MMA is doing its best to stay afloat, despite having to sell off ships
Energy
Energy
The creditors have been held at bay — just — and the family jewels are being sold, but oil and gas ship supplier MMA Offshore is doing its best to stay afloat.
When the bilge plug was pulled on oil prices in 2014 — and therefore new exploration and production — the company began cruising into the red.
On Monday MMA Offshore (ASX:MRM) reported a full year after tax loss of $65.8 million. This was before an impairment charge of $312.2 million against its vessel, supply base and slipway business — three out of four of its business arms.
The company, based in Fremantle, supplies and maintains offshore oil rigs and is hoping it can wait out the drought until oil markets tighten again, possibly around 2020 according to the IEA.
“The offshore vessel market has been through one of the biggest downturns in living memory, however general market sentiment is that we are at the bottom of the cycle,” managing director Jeffrey Weber said in the results.
“It will take some time for the vessel market to come back to balance, however we are seeing early signs of increased activity at the front end of the value chain which should translate to increased vessel demand over time.”
The company has been selling its fleet and Dampier and Broome onshore bases to cut some of the $314 million in debt it owes lenders, including a consortium of Australian banks.
The supply bases were sold to Toll Holdings in March for $49.5 million.
And 13 vessels were sold in the last 14 months for $34 million, with another 10 earmarked for sale.
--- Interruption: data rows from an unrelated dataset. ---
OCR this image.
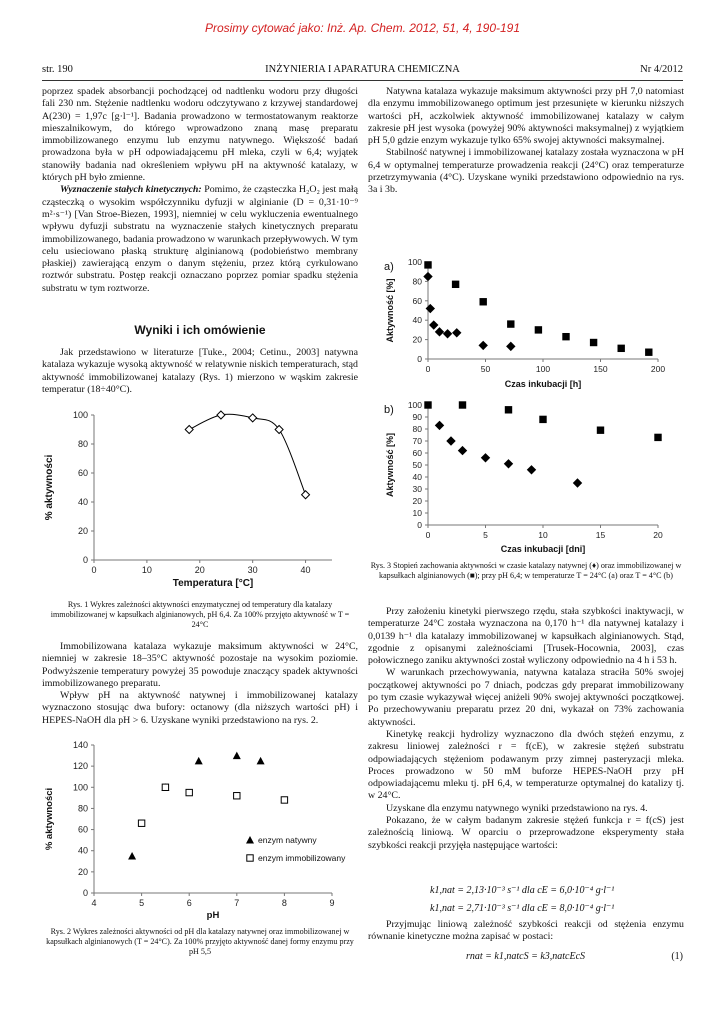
Prosimy cytować jako: Inż. Ap. Chem. 2012, 51, 4, 190-191
str. 190	INŻYNIERIA I APARATURA CHEMICZNA	Nr 4/2012

poprzez spadek absorbancji pochodzącej od nadtlenku wodoru przy długości fali 230 nm. Stężenie nadtlenku wodoru odczytywano z krzywej standardowej A(230) = 1,97c [g·l⁻¹]. Badania prowadzono w termostatowanym reaktorze mieszalnikowym, do którego wprowadzono znaną masę preparatu immobilizowanego enzymu lub enzymu natywnego. Większość badań prowadzona była w pH odpowiadającemu pH mleka, czyli w 6,4; wyjątek stanowiły badania nad określeniem wpływu pH na aktywność katalazy, w których pH było zmienne.

Wyznaczenie stałych kinetycznych: Pomimo, że cząsteczka H₂O₂ jest małą cząsteczką o wysokim współczynniku dyfuzji w alginianie (D = 0,31·10⁻⁹ m²·s⁻¹) [Van Stroe-Biezen, 1993], niemniej w celu wykluczenia ewentualnego wpływu dyfuzji substratu na wyznaczenie stałych kinetycznych preparatu immobilizowanego, badania prowadzono w warunkach przepływowych. W tym celu usieciowano płaską strukturę alginianową (podobieństwo membrany płaskiej) zawierającą enzym o danym stężeniu, przez którą cyrkulowano roztwór substratu. Postęp reakcji oznaczano poprzez pomiar spadku stężenia substratu w tym roztworze.

Wyniki i ich omówienie

Jak przedstawiono w literaturze [Tuke., 2004; Cetinu., 2003] natywna katalaza wykazuje wysoką aktywność w relatywnie niskich temperaturach, stąd aktywność immobilizowanej katalazy (Rys. 1) mierzono w wąskim zakresie temperatur (18÷40°C).

0	10	20	30	40
0
20
40
60
80
100
Temperatura [°C]
% aktywności
Rys. 1 Wykres zależności aktywności enzymatycznej od temperatury dla katalazy immobilizowanej w kapsułkach alginianowych, pH 6,4. Za 100% przyjęto aktywność w T = 24°C

Immobilizowana katalaza wykazuje maksimum aktywności w 24°C, niemniej w zakresie 18–35°C aktywność pozostaje na wysokim poziomie. Podwyższenie temperatury powyżej 35 powoduje znaczący spadek aktywności immobilizowanego preparatu.

Wpływ pH na aktywność natywnej i immobilizowanej katalazy wyznaczono stosując dwa bufory: octanowy (dla niższych wartości pH) i HEPES-NaOH dla pH > 6. Uzyskane wyniki przedstawiono na rys. 2.

4	5	6	7	8	9
0
20
40
60
80
100
120
140
pH
% aktywności	enzym natywny
enzym immobilizowany
Rys. 2 Wykres zależności aktywności od pH dla katalazy natywnej oraz immobilizowanej w kapsułkach alginianowych (T = 24°C). Za 100% przyjęto aktywność danej formy enzymu przy pH 5,5

Natywna katalaza wykazuje maksimum aktywności przy pH 7,0 natomiast dla enzymu immobilizowanego optimum jest przesunięte w kierunku niższych wartości pH, aczkolwiek aktywność immobilizowanej katalazy w całym zakresie pH jest wysoka (powyżej 90% aktywności maksymalnej) z wyjątkiem pH 5,0 gdzie enzym wykazuje tylko 65% swojej aktywności maksymalnej.

Stabilność natywnej i immobilizowanej katalazy została wyznaczona w pH 6,4 w optymalnej temperaturze prowadzenia reakcji (24°C) oraz temperaturze przetrzymywania (4°C). Uzyskane wyniki przedstawiono odpowiednio na rys. 3a i 3b.

0	50	100	150	200
0
20
40
60
80
100
Czas inkubacji [h]
Aktywność [%]
a)
0	5	10	15	20
0
10
20
30
40
50
60
70
80
90
100
Czas inkubacji [dni]
Aktywność [%]
b)
Rys. 3 Stopień zachowania aktywności w czasie katalazy natywnej (♦) oraz immobilizowanej w kapsułkach alginianowych (■); przy pH 6,4; w temperaturze T = 24°C (a) oraz T = 4°C (b)

Przy założeniu kinetyki pierwszego rzędu, stała szybkości inaktywacji, w temperaturze 24°C została wyznaczona na 0,170 h⁻¹ dla natywnej katalazy i 0,0139 h⁻¹ dla katalazy immobilizowanej w kapsułkach alginianowych. Stąd, zgodnie z opisanymi zależnościami [Trusek-Hocownia, 2003], czas połowicznego zaniku aktywności został wyliczony odpowiednio na 4 h i 53 h.

W warunkach przechowywania, natywna katalaza straciła 50% swojej początkowej aktywności po 7 dniach, podczas gdy preparat immobilizowany po tym czasie wykazywał więcej aniżeli 90% swojej aktywności początkowej. Po przechowywaniu preparatu przez 20 dni, wykazał on 73% zachowania aktywności.

Kinetykę reakcji hydrolizy wyznaczono dla dwóch stężeń enzymu, z zakresu liniowej zależności r = f(cE), w zakresie stężeń substratu odpowiadających stężeniom podawanym przy zimnej pasteryzacji mleka. Proces prowadzono w 50 mM buforze HEPES-NaOH przy pH odpowiadającemu mleku tj. pH 6,4, w temperaturze optymalnej do katalizy tj. w 24°C.

Uzyskane dla enzymu natywnego wyniki przedstawiono na rys. 4.

Pokazano, że w całym badanym zakresie stężeń funkcja r = f(cS) jest zależnością liniową. W oparciu o przeprowadzone eksperymenty stała szybkości reakcji przyjęła następujące wartości:

k1,nat = 2,13·10⁻³ s⁻¹ dla cE = 6,0·10⁻⁴ g·l⁻¹
k1,nat = 2,71·10⁻³ s⁻¹ dla cE = 8,0·10⁻⁴ g·l⁻¹

Przyjmując liniową zależność szybkości reakcji od stężenia enzymu równanie kinetyczne można zapisać w postaci:

rnat = k1,natcS = k3,natcEcS	(1)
That leaves MMA with a fleet of 30 ships.
But with a glut in the market for service providers, there’s not much demand — and the company booked a $15.5 million loss on its asset sales for the year.
Long term contracts with the likes of Woodside, ConocoPhillips and INPEX are keeping that fleet in use, although at an average utilisation rate of 52 per cent.
There is some good news though.
A deal with the Australian banking syndicate in February gave the company some breathing room and allowed it to pay an upfront $45 million and rest when the loan comes due in 2019, instead of an annual $75 million payment.
MMA also hired Deloitte this month to help it deal negotiate the debt load.